ENERGY BLOCKAGE REMOVAL
|2005 AND 2006|
VOL. 1, PHILOSOPHIA PERENNIS
Love Comes Faceless
The seventh question
OSHO, WHAT IS THE SENSE OR AIM OF ALL THE RULES AND CONTROLS AT THE ASHRAM?
THERE ARE THINGS which you can know as spectators, and there are things which you can only know if you become a participant. There are things which will be misunderstood from the outside, and there are things which can ONLY be understood when you are an insider. Those rules and regulations have their own meaning. They are devices. If you really want to know why, what the purpose of them is, then take a jump -- become part of this commune.
And in the right moment only will you come to know what the purpose is. It cannot be told beforehand; only existential experiences will make you aware. This is a mystery school, a Pythagorean school. What is being done here is done deliberately. Nothing is done accidentally. I am at the center of everything here. Even if something looks very absurd, wait, be patient, and one day you will see the point of it. And you will see only when it becomes part of your own experience.
I will tell you one story:
Garfield Goldwater made a great deal of money in the men's clothing business in New York. He gave to all the charities, attended all the fancy balls, had his name in Earl Wilson's column twice a week -- and still was not happy. In fact, he was becoming so depressed that a friend suggested he see a psychiatrist.

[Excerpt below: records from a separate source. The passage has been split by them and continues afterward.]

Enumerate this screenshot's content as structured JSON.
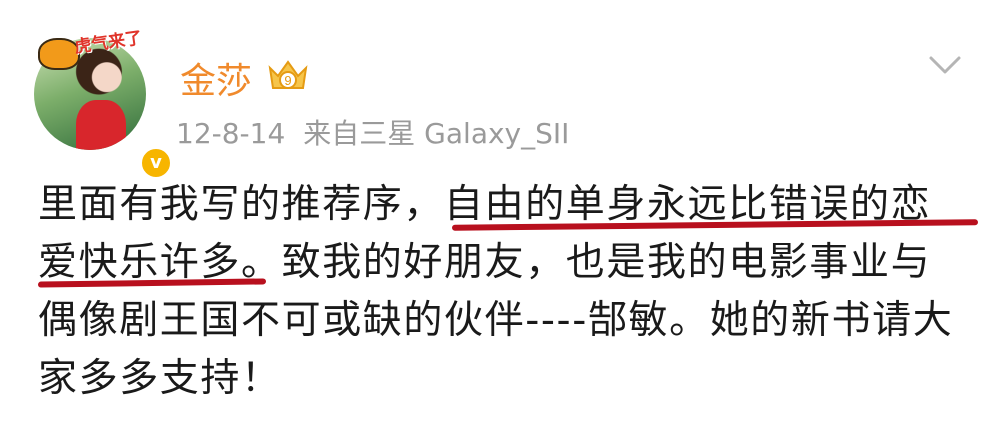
{
  "post": {
    "avatar_badge": "虎气来了",
    "username": "金莎",
    "vip_level": "9",
    "date": "12-8-14",
    "source": "来自三星 Galaxy_SII",
    "text": "里面有我写的推荐序，自由的单身永远比错误的恋爱快乐许多。致我的好朋友，也是我的电影事业与偶像剧王国不可或缺的伙伴----郜敏。她的新书请大家多多支持！"
  },
  "colors": {
    "username": "#f08a2c",
    "meta": "#9a9a9a",
    "underline": "#b8101e",
    "verified": "#f7b500"
  }
}
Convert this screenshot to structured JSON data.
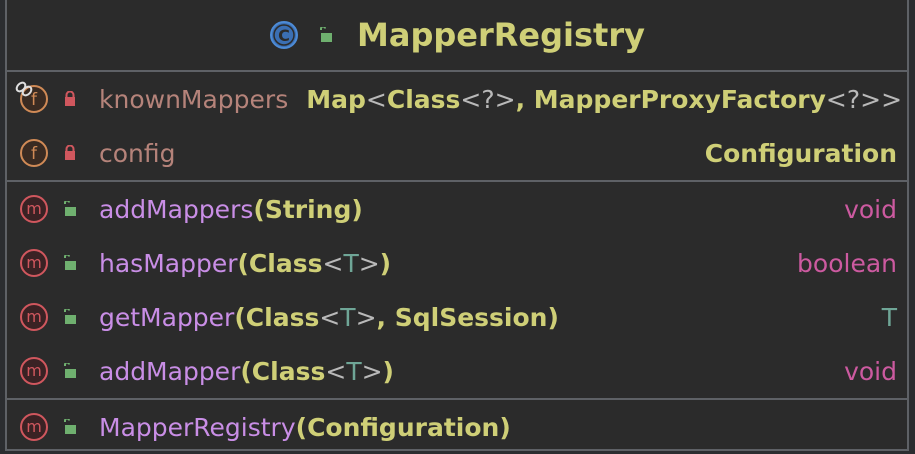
{
  "header": {
    "title": "MapperRegistry"
  },
  "fields": [
    {
      "name": "knownMappers",
      "type_parts": [
        "Map",
        "<",
        "Class",
        "<?>",
        ", ",
        "MapperProxyFactory",
        "<?>>"
      ],
      "inline": true
    },
    {
      "name": "config",
      "type": "Configuration"
    }
  ],
  "methods": [
    {
      "name": "addMappers",
      "params": "(String)",
      "param_type": "String",
      "return": "void"
    },
    {
      "name": "hasMapper",
      "param_type": "Class",
      "generic": "T",
      "return": "boolean"
    },
    {
      "name": "getMapper",
      "param_type": "Class",
      "generic": "T",
      "param_type2": "SqlSession",
      "return": "T"
    },
    {
      "name": "addMapper",
      "param_type": "Class",
      "generic": "T",
      "return": "void"
    }
  ],
  "constructors": [
    {
      "name": "MapperRegistry",
      "param_type": "Configuration"
    }
  ],
  "icons": {
    "class_badge": "C",
    "field_badge": "f",
    "method_badge": "m"
  },
  "colors": {
    "title": "#cfcf77",
    "field_name": "#b5837a",
    "method_name": "#c98ee6",
    "keyword": "#cc5aa0",
    "generic": "#6fa697"
  }
}
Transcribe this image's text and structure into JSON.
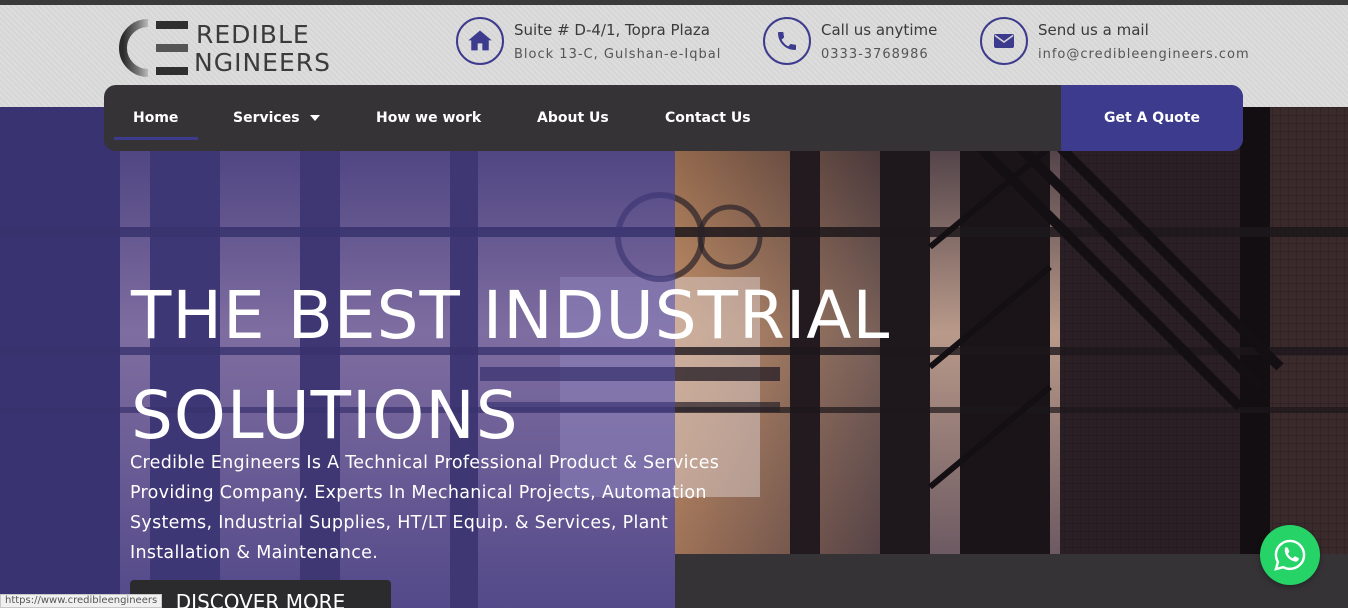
{
  "header": {
    "logo": {
      "line1": "REDIBLE",
      "line2": "NGINEERS"
    },
    "address": {
      "title": "Suite # D-4/1, Topra Plaza",
      "detail": "Block 13-C, Gulshan-e-Iqbal",
      "icon": "home-icon"
    },
    "phone": {
      "title": "Call us anytime",
      "detail": "0333-3768986",
      "icon": "phone-icon"
    },
    "mail": {
      "title": "Send us a mail",
      "detail": "info@credibleengineers.com",
      "icon": "envelope-icon"
    }
  },
  "nav": {
    "items": [
      {
        "label": "Home",
        "active": true
      },
      {
        "label": "Services",
        "dropdown": true
      },
      {
        "label": "How we work"
      },
      {
        "label": "About Us"
      },
      {
        "label": "Contact Us"
      }
    ],
    "cta": "Get A Quote"
  },
  "hero": {
    "title_line1": "THE BEST INDUSTRIAL",
    "title_line2": "SOLUTIONS",
    "description": "Credible Engineers Is A Technical Professional Product & Services Providing Company. Experts In Mechanical Projects, Automation Systems, Industrial Supplies, HT/LT Equip. & Services, Plant Installation & Maintenance.",
    "button": "DISCOVER MORE"
  },
  "status_bar": {
    "url": "https://www.credibleengineers"
  },
  "colors": {
    "accent": "#3d3b8e",
    "nav_bg": "#353336",
    "whatsapp": "#25d366"
  }
}
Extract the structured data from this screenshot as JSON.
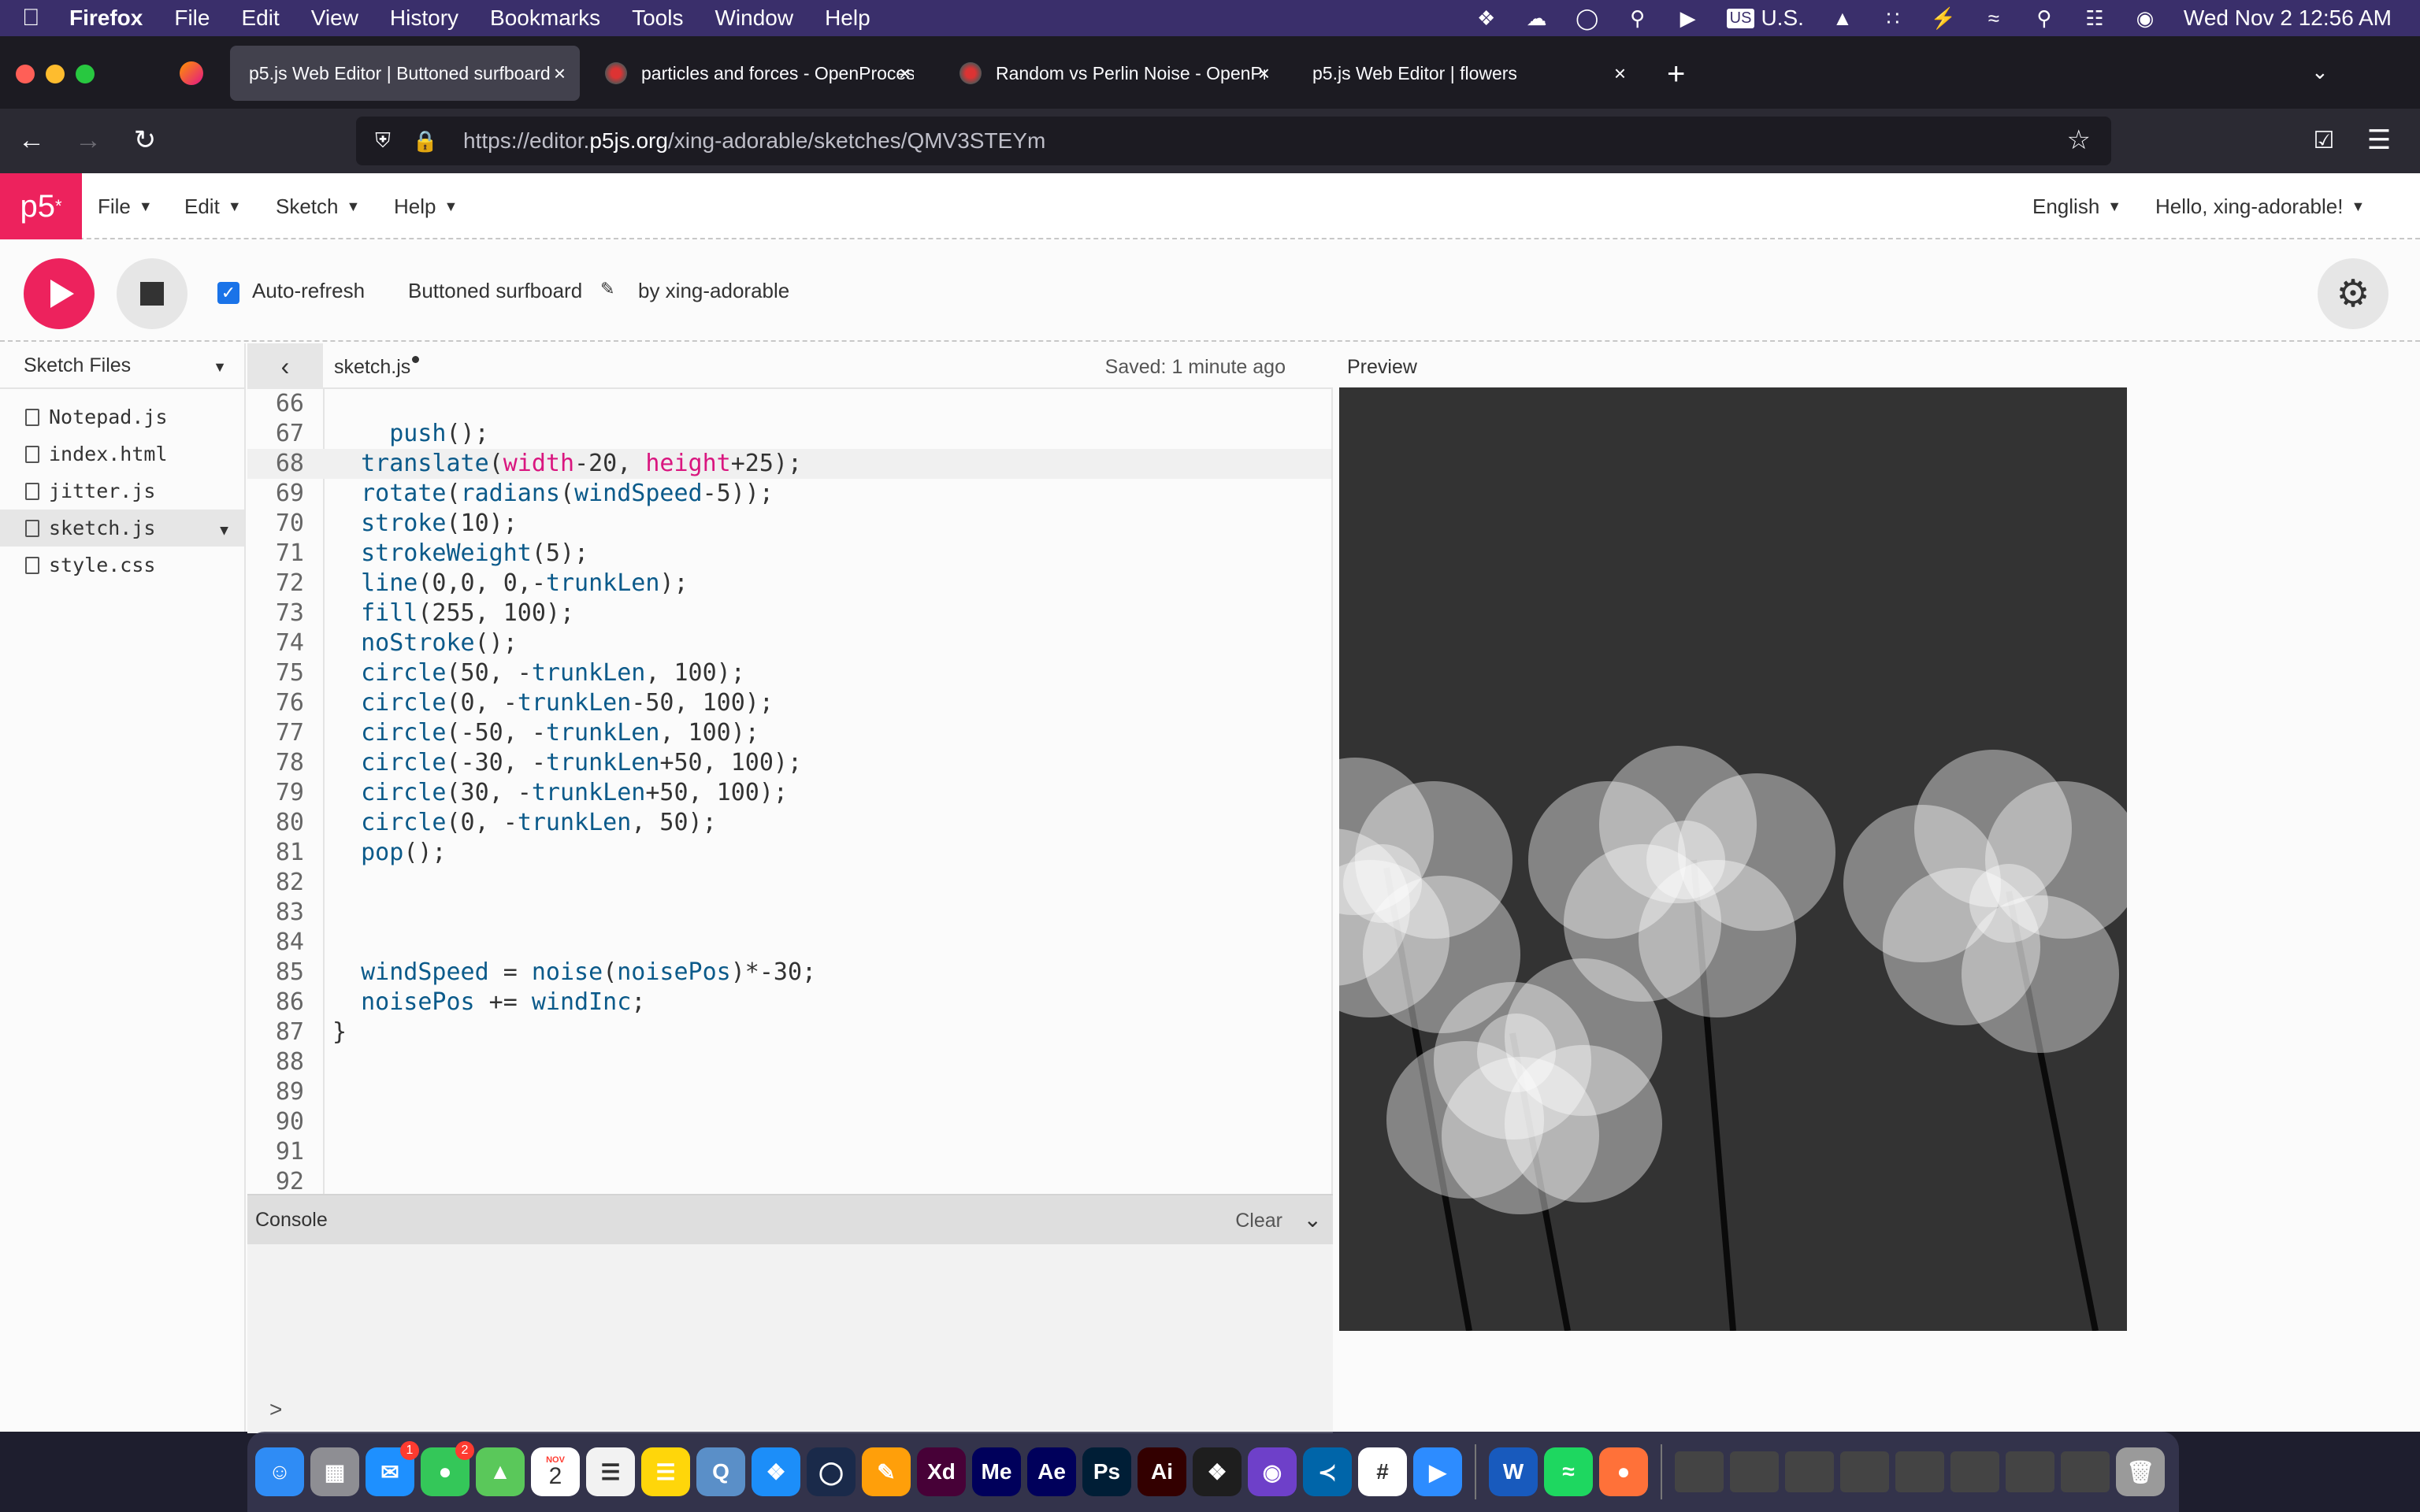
{
  "menubar": {
    "apple": "",
    "app": "Firefox",
    "items": [
      "File",
      "Edit",
      "View",
      "History",
      "Bookmarks",
      "Tools",
      "Window",
      "Help"
    ],
    "input_source": "U.S.",
    "clock": "Wed Nov 2  12:56 AM"
  },
  "tabs": [
    {
      "title": "p5.js Web Editor | Buttoned surfboard",
      "active": true
    },
    {
      "title": "particles and forces - OpenProcessing",
      "active": false
    },
    {
      "title": "Random vs Perlin Noise - OpenProcessing",
      "active": false
    },
    {
      "title": "p5.js Web Editor | flowers",
      "active": false
    }
  ],
  "urlbar": {
    "prefix": "https://editor.",
    "domain": "p5js.org",
    "path": "/xing-adorable/sketches/QMV3STEYm"
  },
  "p5": {
    "logo": "p5",
    "menu": [
      "File",
      "Edit",
      "Sketch",
      "Help"
    ],
    "language": "English",
    "user": "Hello, xing-adorable!",
    "auto_refresh": "Auto-refresh",
    "sketch_name": "Buttoned surfboard",
    "author": "by xing-adorable"
  },
  "sidebar": {
    "title": "Sketch Files",
    "files": [
      "Notepad.js",
      "index.html",
      "jitter.js",
      "sketch.js",
      "style.css"
    ],
    "selected": "sketch.js"
  },
  "editor": {
    "filename": "sketch.js",
    "saved": "Saved: 1 minute ago",
    "current_line": 68,
    "lines": [
      {
        "n": "66",
        "t": ""
      },
      {
        "n": "67",
        "t": "    push();"
      },
      {
        "n": "68",
        "t": "  translate(width-20, height+25);"
      },
      {
        "n": "69",
        "t": "  rotate(radians(windSpeed-5));"
      },
      {
        "n": "70",
        "t": "  stroke(10);"
      },
      {
        "n": "71",
        "t": "  strokeWeight(5);"
      },
      {
        "n": "72",
        "t": "  line(0,0, 0,-trunkLen);"
      },
      {
        "n": "73",
        "t": "  fill(255, 100);"
      },
      {
        "n": "74",
        "t": "  noStroke();"
      },
      {
        "n": "75",
        "t": "  circle(50, -trunkLen, 100);"
      },
      {
        "n": "76",
        "t": "  circle(0, -trunkLen-50, 100);"
      },
      {
        "n": "77",
        "t": "  circle(-50, -trunkLen, 100);"
      },
      {
        "n": "78",
        "t": "  circle(-30, -trunkLen+50, 100);"
      },
      {
        "n": "79",
        "t": "  circle(30, -trunkLen+50, 100);"
      },
      {
        "n": "80",
        "t": "  circle(0, -trunkLen, 50);"
      },
      {
        "n": "81",
        "t": "  pop();"
      },
      {
        "n": "82",
        "t": ""
      },
      {
        "n": "83",
        "t": ""
      },
      {
        "n": "84",
        "t": ""
      },
      {
        "n": "85",
        "t": "  windSpeed = noise(noisePos)*-30;"
      },
      {
        "n": "86",
        "t": "  noisePos += windInc;"
      },
      {
        "n": "87",
        "t": "}"
      },
      {
        "n": "88",
        "t": ""
      },
      {
        "n": "89",
        "t": ""
      },
      {
        "n": "90",
        "t": ""
      },
      {
        "n": "91",
        "t": ""
      },
      {
        "n": "92",
        "t": ""
      }
    ]
  },
  "preview": {
    "title": "Preview",
    "bg": "#333333"
  },
  "console": {
    "title": "Console",
    "clear": "Clear",
    "prompt": ">"
  },
  "colors": {
    "p5_pink": "#ed225d",
    "keyword": "#0b5a8a",
    "variable": "#d9167f",
    "menubar": "#3a2f6b"
  },
  "dock": {
    "apps": [
      "Finder",
      "Launchpad",
      "Mail",
      "Messages",
      "Maps",
      "Calendar",
      "Reminders",
      "Notes",
      "QuickTime",
      "Safari",
      "Cinema 4D",
      "Pages",
      "Xd",
      "Me",
      "Ae",
      "Ps",
      "Ai",
      "Figma",
      "GitHub",
      "VS Code",
      "Slack",
      "Zoom",
      "Word",
      "Spotify",
      "Firefox"
    ],
    "badges": {
      "Mail": "1",
      "Messages": "2"
    },
    "calendar_day": "2",
    "calendar_month": "NOV"
  }
}
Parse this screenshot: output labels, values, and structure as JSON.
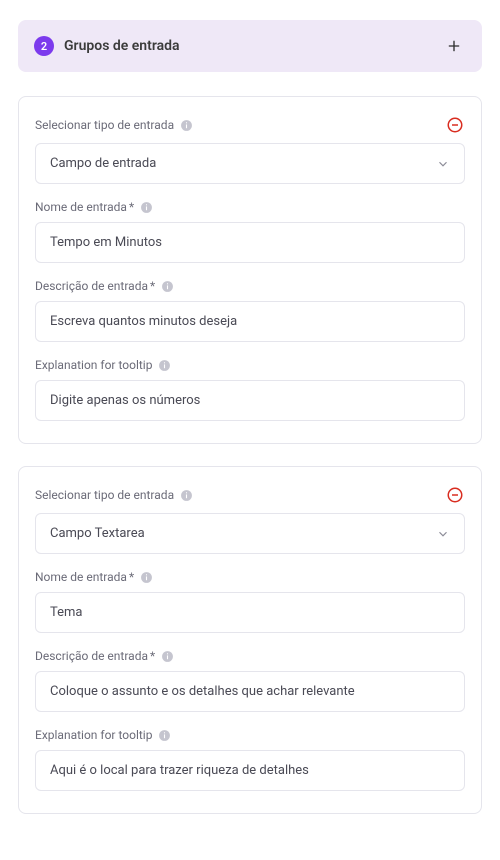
{
  "header": {
    "step": "2",
    "title": "Grupos de entrada"
  },
  "labels": {
    "selectType": "Selecionar tipo de entrada",
    "inputName": "Nome de entrada",
    "inputDesc": "Descrição de entrada",
    "tooltipExp": "Explanation for tooltip",
    "required": "*"
  },
  "groups": [
    {
      "type": "Campo de entrada",
      "name": "Tempo em Minutos",
      "desc": "Escreva quantos minutos deseja",
      "tooltip": "Digite apenas os números"
    },
    {
      "type": "Campo Textarea",
      "name": "Tema",
      "desc": "Coloque o assunto e os detalhes que achar relevante",
      "tooltip": "Aqui é o local para trazer riqueza de detalhes"
    }
  ]
}
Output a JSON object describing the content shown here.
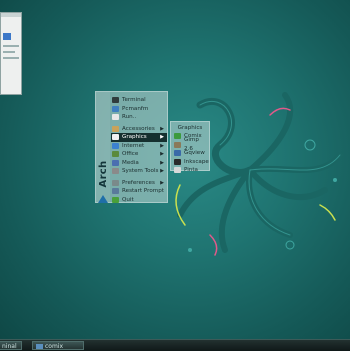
{
  "menu": {
    "brand": "Arch",
    "items": [
      {
        "label": "Terminal",
        "icon": "terminal-icon",
        "color": "#2f3b3c"
      },
      {
        "label": "Pcmanfm",
        "icon": "folder-icon",
        "color": "#3f7fbf"
      },
      {
        "label": "Run..",
        "icon": "run-icon",
        "color": "#e8e8e8"
      },
      {
        "label": "Accessories",
        "icon": "accessories-icon",
        "color": "#c8a25a"
      },
      {
        "label": "Graphics",
        "icon": "graphics-icon",
        "color": "#f2f2f2"
      },
      {
        "label": "Internet",
        "icon": "globe-icon",
        "color": "#3b82d0"
      },
      {
        "label": "Office",
        "icon": "office-icon",
        "color": "#5a8a3c"
      },
      {
        "label": "Media",
        "icon": "media-icon",
        "color": "#4a6fb0"
      },
      {
        "label": "System Tools",
        "icon": "system-tools-icon",
        "color": "#8a8a8a"
      },
      {
        "label": "Preferences",
        "icon": "preferences-icon",
        "color": "#7a8a8a"
      },
      {
        "label": "Restart Prompt",
        "icon": "restart-icon",
        "color": "#5a7a9a"
      },
      {
        "label": "Quit",
        "icon": "quit-icon",
        "color": "#4aa03a"
      }
    ]
  },
  "submenu": {
    "title": "Graphics",
    "items": [
      {
        "label": "Comix",
        "icon": "comix-icon",
        "color": "#3c9a3c"
      },
      {
        "label": "Gimp 2.6",
        "icon": "gimp-icon",
        "color": "#8a7a5a"
      },
      {
        "label": "Gqview",
        "icon": "gqview-icon",
        "color": "#3a6aa8"
      },
      {
        "label": "Inkscape",
        "icon": "inkscape-icon",
        "color": "#2a2a2a"
      },
      {
        "label": "Pinta",
        "icon": "pinta-icon",
        "color": "#d8d8d8"
      }
    ]
  },
  "taskbar": {
    "items": [
      {
        "label": "ninal"
      },
      {
        "label": "comix"
      }
    ]
  }
}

The psychiatrist listened and then said, "Look here, Mr. Goldwater. You have made all this money, but your success is meaningless because you don't do anything for pleasure. Is not there anything at all you have always wanted to do? A childhood fantasy? A juvenile ambition?"
"Well," said Garfield Goldwater a little reluctantly, "when I was a boy I wanted to go into the jungle on a safari. You know, kind of like Tarzan did."
The psychiatrist advised, "If that is what you wanted to do, then do it. Life is short and the grave is deep. Do it, man, and do it now!"
Garfield decided to take the advice. Two days later, he flew to Africa, where he confronted the worlds most famous gorilla safari hunter.
Patiently, the safari hunter explained that he had retired. However, Garfield Goldwater was not easily put off. "Please, Mr. Safari Hunter," he said, "make one more safari. I will pay anything you ask. I am a rich man -- money is no object."
The safari hunter was moved. "I've heard of you," he said. "I have even worn your suits." He thought a while, then he asked, "Do you mean what you said about money being no object?"
"Absolutely," vowed Garfield Goldwater.
"All right, here is the deal. In addition to me, you will need a Zulu, a dog, and a pigmy with a gun. It will cost you ten thousand dollars."
Garfield Goldwater whistled. "Ten thousand dollars!" he exclaimed. "That's a lot of cabbage."
"Only if you don't have it," the safari hunter reminded him. So Garfield agreed.
The troupe was rounded up, and on the very next afternoon the safari went out on its first mission. Within an hour, the hunter spotted a gorilla in a tree. Everyone stood by while the Zulu climbed the tree. He shook the branches until the gorilla lost his grip and fell to the ground. The dog immediately jumped on the gorilla and bit his balls, at which point the gorilla fainted. A net was slung over him and Garfield had his first gorilla.
He was very pleased. But that night in his tent, Garfield Goldwater thought again about the fee. He went to the safari hunter's tent and awakened him. "I hate to bother you at this hour," he said, "because first, you have done a great job, and second, I am happy about the gorilla but third, I think you are taking advantage of me. Ten thousand..."
The safari hunter shrugged. "Mr. Goldwater, a deal is a deal."
"I can understand," said Garfield, "the need for the Zulu and the dog, but why do we need the pigmy with the gun? You are padding the bill a little, old man."
There was no response the safari hunter had fallen asleep.
The next afternoon, they went out and spotted a larger gorilla in a tree. The Zulu climbed the tree and shook the branches until the gorilla lost his grip and fell to the ground. The dog jumped on the gorilla and bit him on the balls; the gorilla fainted and the safari hunter threw a net over him.
Again Garfield was impressed. But again he began to stew about the high fee. He went to the safari hunter's tent and said, "I want a showdown. I want you to get rid of the pigmy with the gun and reduce my bill."
"Mr. Goldwater," said the safari hunter, "you made a deal.
Distraught, Garfield Goldwater returned to his tent. He tried to dream of suits made by Angelo in Rome and ice cream sundaes at Bishoff's in Teaneck, New Jersey, but always his thoughts returned to the ten-thousand-dollar fee and the pigmy with the gun.
The next day, the safari went out, and now it was Garfield Goldwater himself who spotted the gorilla. This time it was a very large one. The Zulu climbed the tree and shook the branches. The Zulu and the gorilla confronted each other and the two began to wrestle. Suddenly, the gorilla threw the man.
As the Zulu came tumbling down to the ground, he screamed to the pigmy, "Shoot the dog! Shoot the dog!"